A Political Food Fight
The federal school-lunch program, which has not seen this much attention since the Reagan Administration proposed counting ketchup as a vegetable, has again been caught in the middle of a nasty partisan food fight on Capitol Hill.
The House was poised late last week to approve a welfare-reform bill that would replace the current school-meals programs and other federal child-nutrition programs with a lump-sum payment, or block grant, to the states. (See related story.)
Proponents say the change would cut bureaucracy and give states more flexibility to design better programs. But the idea has horrified and angered Democrats and advocates for children, who say the existing programs work well. The school-lunch program, founded in 1946, serves 25 million students every day--about half of all schoolchildren--and the school-breakfast program feeds 5.8 million children daily.
In the weeks since the bill emerged from committee, claims and counterclaims about just what the Republican-controlled Congress is proposing to do to school-meals programs have been flying daily over fax machines and airwaves here and nationwide. As floor debate began last week on HR 1214, the rhetoric intensified and press conferences multiplied.
In the words of one lobbyist, it was a "monumental week for school nutrition."
How Much Money?
Much of the debate has centered on the amount of money that would be available. Is the G.O.P. plan a cut, as critics allege, or are the Republicans "growing school meals," as Rep. Bill Goodling, R-Pa., the(See Educational Opportunities Committee, claimed in a recent news release?
A detailed look at the plan reveals a modest overall increase in authorized funding for the programs in the block grant. But it is a smaller increase than might be predicted based on current spending policy.
The bill would repeal the federal guarantee of a free or reduced-price meal for every low-income child who qualifies for one, making the proposed spending levels in the bill subject to annual approval by appropriators.
Critics argue that without the funding guarantees carried by programs with entitlement status, school-meals programs might have to turn away eligible children if a recession swelled their ranks. In response, Republicans say that Congress could easily make an emergency appropriation the way it does after a natural disaster.
Opponents of block grants have also noted that appropriations for them tend to decline over time, as they lack a clear identity and have no specific constituency lobbying for them. The Chapter 2 block grant, for example, which wrapped together a number of categorical education programs in 1981, has seen its funding drop significantly in recent years. (See related story .)

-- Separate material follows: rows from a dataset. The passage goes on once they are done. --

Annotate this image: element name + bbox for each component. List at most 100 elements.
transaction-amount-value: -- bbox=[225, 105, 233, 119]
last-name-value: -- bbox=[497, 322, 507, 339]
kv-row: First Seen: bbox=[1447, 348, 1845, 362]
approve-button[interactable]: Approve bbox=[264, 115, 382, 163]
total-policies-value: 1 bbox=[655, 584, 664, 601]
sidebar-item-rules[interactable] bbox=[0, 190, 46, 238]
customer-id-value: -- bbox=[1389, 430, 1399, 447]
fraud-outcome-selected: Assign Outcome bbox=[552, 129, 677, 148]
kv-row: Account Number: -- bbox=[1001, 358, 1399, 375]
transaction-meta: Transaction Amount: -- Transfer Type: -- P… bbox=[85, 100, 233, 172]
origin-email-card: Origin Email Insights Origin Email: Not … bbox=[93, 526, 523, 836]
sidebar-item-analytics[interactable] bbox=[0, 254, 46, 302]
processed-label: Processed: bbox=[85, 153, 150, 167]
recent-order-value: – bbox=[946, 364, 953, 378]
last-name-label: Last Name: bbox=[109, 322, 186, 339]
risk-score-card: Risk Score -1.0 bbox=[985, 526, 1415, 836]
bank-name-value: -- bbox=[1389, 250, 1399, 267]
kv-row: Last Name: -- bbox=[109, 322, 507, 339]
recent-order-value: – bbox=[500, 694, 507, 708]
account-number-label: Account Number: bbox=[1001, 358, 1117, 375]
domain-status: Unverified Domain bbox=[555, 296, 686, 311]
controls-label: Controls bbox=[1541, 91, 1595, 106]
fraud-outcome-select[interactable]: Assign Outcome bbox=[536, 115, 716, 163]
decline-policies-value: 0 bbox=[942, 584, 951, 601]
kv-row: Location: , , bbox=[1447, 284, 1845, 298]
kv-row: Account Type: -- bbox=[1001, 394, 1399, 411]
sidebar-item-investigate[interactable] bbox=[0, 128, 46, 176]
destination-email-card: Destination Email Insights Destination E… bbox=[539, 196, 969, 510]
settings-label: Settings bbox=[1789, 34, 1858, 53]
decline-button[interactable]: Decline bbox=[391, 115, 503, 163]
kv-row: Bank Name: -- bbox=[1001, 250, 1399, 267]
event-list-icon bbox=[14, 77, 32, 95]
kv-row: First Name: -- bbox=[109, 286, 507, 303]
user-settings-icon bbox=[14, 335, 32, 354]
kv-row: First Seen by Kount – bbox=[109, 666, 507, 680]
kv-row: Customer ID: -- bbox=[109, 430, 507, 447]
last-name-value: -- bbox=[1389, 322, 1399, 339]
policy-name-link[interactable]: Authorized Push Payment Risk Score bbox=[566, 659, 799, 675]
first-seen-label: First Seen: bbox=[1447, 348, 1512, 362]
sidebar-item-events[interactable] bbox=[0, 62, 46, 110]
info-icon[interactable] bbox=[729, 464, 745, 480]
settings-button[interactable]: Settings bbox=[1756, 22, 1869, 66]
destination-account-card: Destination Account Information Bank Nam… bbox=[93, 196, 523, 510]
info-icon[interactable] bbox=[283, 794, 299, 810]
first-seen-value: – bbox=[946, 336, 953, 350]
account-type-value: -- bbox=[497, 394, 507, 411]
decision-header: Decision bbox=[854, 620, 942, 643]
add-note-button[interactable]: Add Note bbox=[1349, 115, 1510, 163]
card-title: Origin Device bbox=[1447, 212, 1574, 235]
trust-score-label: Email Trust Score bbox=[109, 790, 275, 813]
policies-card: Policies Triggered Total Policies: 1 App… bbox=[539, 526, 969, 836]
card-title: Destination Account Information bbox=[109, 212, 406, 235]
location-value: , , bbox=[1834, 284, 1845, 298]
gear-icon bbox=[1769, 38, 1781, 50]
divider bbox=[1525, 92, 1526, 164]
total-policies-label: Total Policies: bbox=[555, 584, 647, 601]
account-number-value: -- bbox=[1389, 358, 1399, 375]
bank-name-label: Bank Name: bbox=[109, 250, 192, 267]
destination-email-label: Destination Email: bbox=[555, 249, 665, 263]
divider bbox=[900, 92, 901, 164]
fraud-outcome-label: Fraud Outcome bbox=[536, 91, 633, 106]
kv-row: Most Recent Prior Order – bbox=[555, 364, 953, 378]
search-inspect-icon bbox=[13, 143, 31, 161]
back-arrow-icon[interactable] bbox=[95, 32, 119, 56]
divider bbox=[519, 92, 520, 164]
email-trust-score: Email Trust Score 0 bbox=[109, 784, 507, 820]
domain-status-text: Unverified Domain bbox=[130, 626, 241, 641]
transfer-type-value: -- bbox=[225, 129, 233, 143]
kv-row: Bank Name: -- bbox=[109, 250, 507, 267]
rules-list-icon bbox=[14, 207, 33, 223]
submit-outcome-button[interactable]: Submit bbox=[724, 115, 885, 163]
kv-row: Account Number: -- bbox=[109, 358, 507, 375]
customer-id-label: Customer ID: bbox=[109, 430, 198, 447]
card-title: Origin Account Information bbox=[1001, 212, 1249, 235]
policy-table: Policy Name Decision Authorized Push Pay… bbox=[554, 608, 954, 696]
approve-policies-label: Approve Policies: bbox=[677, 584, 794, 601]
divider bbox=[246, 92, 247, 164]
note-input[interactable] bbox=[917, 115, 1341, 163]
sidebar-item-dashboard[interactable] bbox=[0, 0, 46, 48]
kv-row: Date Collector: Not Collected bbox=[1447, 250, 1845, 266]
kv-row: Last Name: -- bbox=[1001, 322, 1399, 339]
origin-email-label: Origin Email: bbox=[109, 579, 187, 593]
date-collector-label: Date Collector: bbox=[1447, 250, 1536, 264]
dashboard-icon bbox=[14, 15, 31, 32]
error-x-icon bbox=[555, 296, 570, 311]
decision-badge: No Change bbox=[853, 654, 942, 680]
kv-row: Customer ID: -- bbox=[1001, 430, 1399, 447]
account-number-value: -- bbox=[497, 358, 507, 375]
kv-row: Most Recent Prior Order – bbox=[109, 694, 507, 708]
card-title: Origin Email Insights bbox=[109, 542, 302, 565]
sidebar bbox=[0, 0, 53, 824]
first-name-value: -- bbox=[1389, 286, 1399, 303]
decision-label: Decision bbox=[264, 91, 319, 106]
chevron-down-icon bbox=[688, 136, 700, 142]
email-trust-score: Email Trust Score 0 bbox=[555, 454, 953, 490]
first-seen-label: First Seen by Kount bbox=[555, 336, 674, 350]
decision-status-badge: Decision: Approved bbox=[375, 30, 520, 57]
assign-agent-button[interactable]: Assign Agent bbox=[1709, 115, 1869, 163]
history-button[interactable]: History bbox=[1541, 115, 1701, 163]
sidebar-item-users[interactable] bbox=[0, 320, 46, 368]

Proponents of block grants often argue that while they might slow the rate of growth in some programs' funding, their flexibility should compensate with decreased paperwork and administrative costs.

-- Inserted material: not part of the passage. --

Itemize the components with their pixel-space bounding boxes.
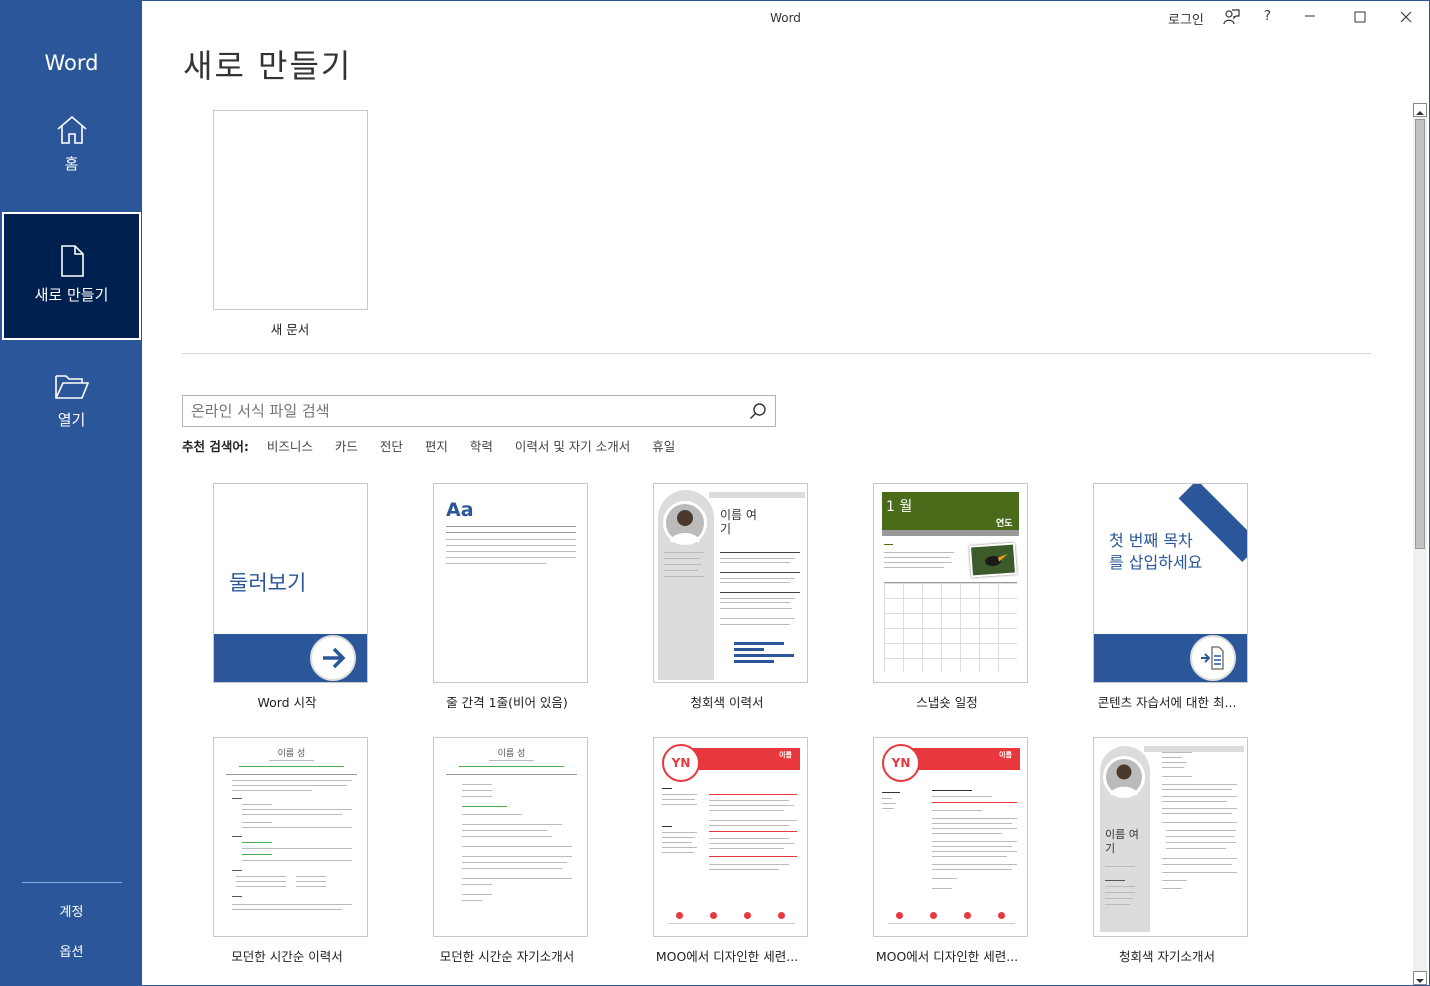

But Gene White, the legislative coordinator for the American School Food Service Association, said the school-nutrition measure contains new paperwork burdens, most notably a requirement that schools determine which students are illegal aliens and exclude them from school-meals programs.
Becoming an "immigration officer" is an "excessive, costly new administrative requirement," said Ms. White, the former state director of school-nutrition programs in California.

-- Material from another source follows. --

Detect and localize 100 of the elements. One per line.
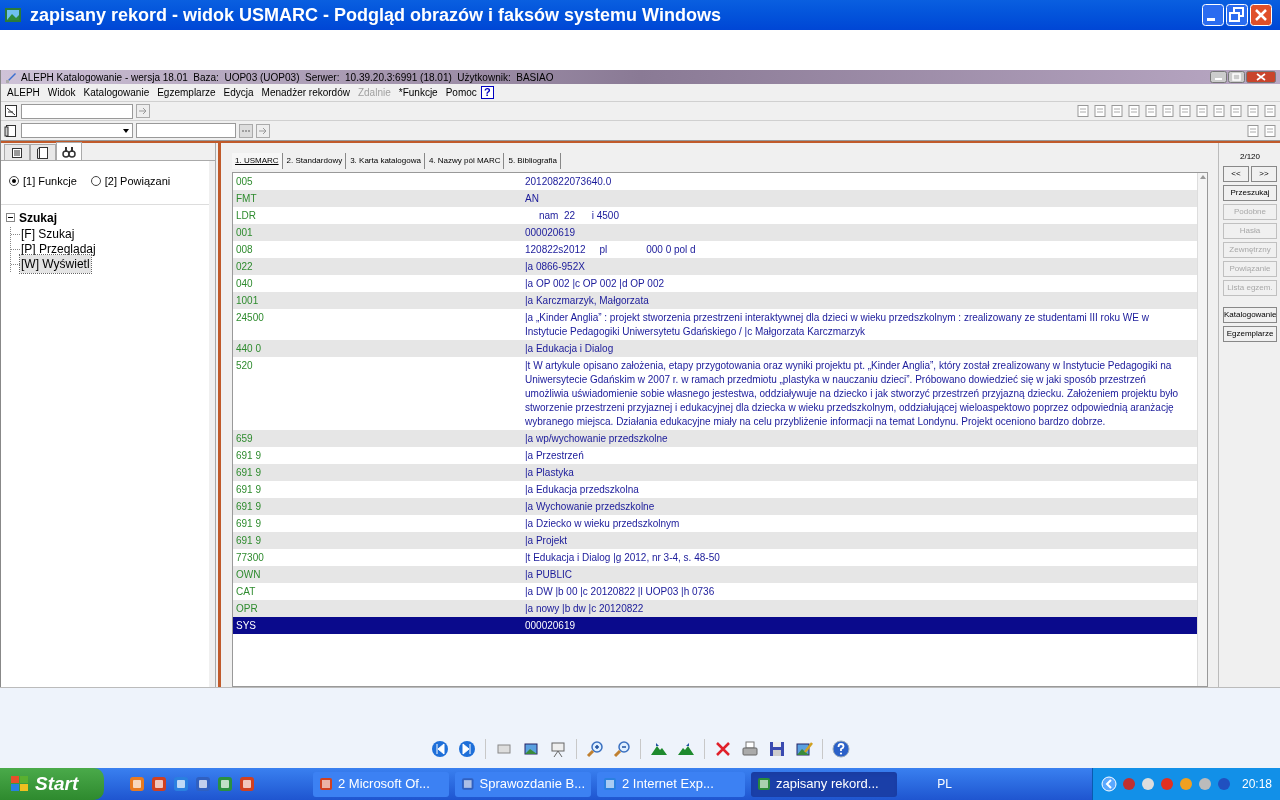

Block grants would also cause budgetary uncertainty for districts. Increased state flexibility and shifting allocations among the states mean that the amount of money an individual district or school would receive would be impossible to predict even if total funding levels were known.
Critics of block grants note that state and local officials tend to spread money around to please a greater number of constituents--and more politically powerful constituents--rather than concentrating it in needy areas.
Under the formula lawmakers devised for the school-nutrition block grant, states would receive in the first fiscal year of the block-grant plan what they got the previous year under the lunch and breakfast programs, plus 12.5 percent of their allocations under other child-nutrition programs.
In the second through the fifth years--1997 through 2000--a state would get most of its money based on its share of what was spent across all states in the preceding year. A much smaller percentage of its money would be based on how many meals it served in a one-year period compared with the number of meals served in all states.
A Congressional aide said the intent is to encourage states to maintain their commitment to the school-meals program by rewarding them for serving the number of meals they serve now. But critics say this provision would encourage states to serve more meals more cheaply, cutting down on quality or quantity. The block-grant bill would repeal mandatory nutrition guidelines.
The proposal's legislative fate remains to be seen. It must still pass scrutiny in the Senate, where the G.O.P.'s margin is smaller, and avoid a veto by President Clinton, who has already expressed his support for the existing meals programs.